Aynı ayıbı ben de yaptım.
Dünya Kupaları’ndan birinde (galiba 1998) Afrikalı
futbolcuların performansını vurgularken, Yamyamları gördünüz mü diye bir cümle yazdım.
Sabahın köründe...
Deniz
Gökçe aradı.
“Yakışıyor mu” dedi. “Bari sen yapma.”
Nasıl utandım, nasıl mahçup oldum anlatamam. Bir daha da o lâfı kullanmadım.
***
Şimdi bakıyorum, yamyam aşağı yamyam yukarı... Medyamız bu kelimeye saplanmış... Vuvuzela’lı tribünleri yöresel danslarla süsleyen o şirin insanlara ve sahada ter döken futbolculara yamyam deniyor.

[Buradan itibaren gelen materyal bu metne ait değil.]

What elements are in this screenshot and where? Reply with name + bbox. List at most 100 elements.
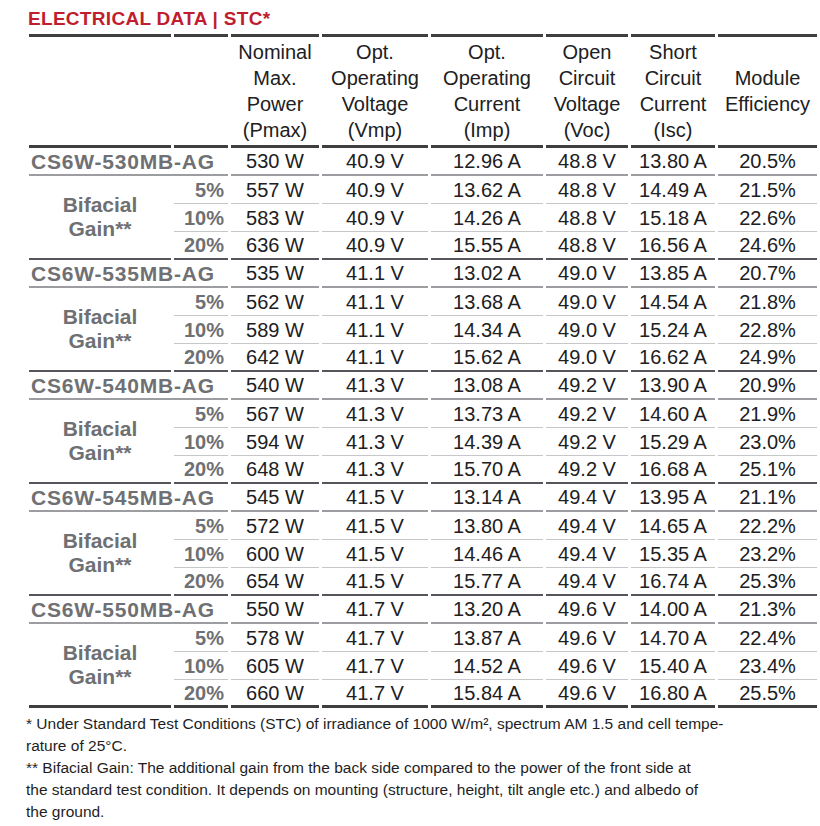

Irkçılıktan da öte bir şey.
Lütfen yapmayın.
Yamyam demeyin.
***
Kaldı ki, yamyam dediğiniz o insanlar, Avrupalı’dan daha nazik, yamyam dediğiniz o futbolcular, Avrupalı meslektaşlarından daha centilmen, daha disiplinli, daha terbiyeli...
Hakem’le dalaşmıyorlar, karara hiç
itiraz etmiyorlar,
rakip futbolcuya öfkeyle yaklaşmıyorlar...
Böyle yamyam olur mu?
Bazılarının puanları bile
gasp edilmiştir, bazı pozisyonlarda alenen hakları yenmiştir, daha da yenecektir.
Ama Avrupalı gibi şımarık olmadıkları için, başları hep öndedir. Efendi insan yamyam olur mu yahu?
Lütfen yapmayın.
Yamyam demeyin.
Bâri bundan sonra demeyin.
(Not: 12 yıl rötarla da olsa, Deniz Gökçe’ye teşekkür ediyorum.)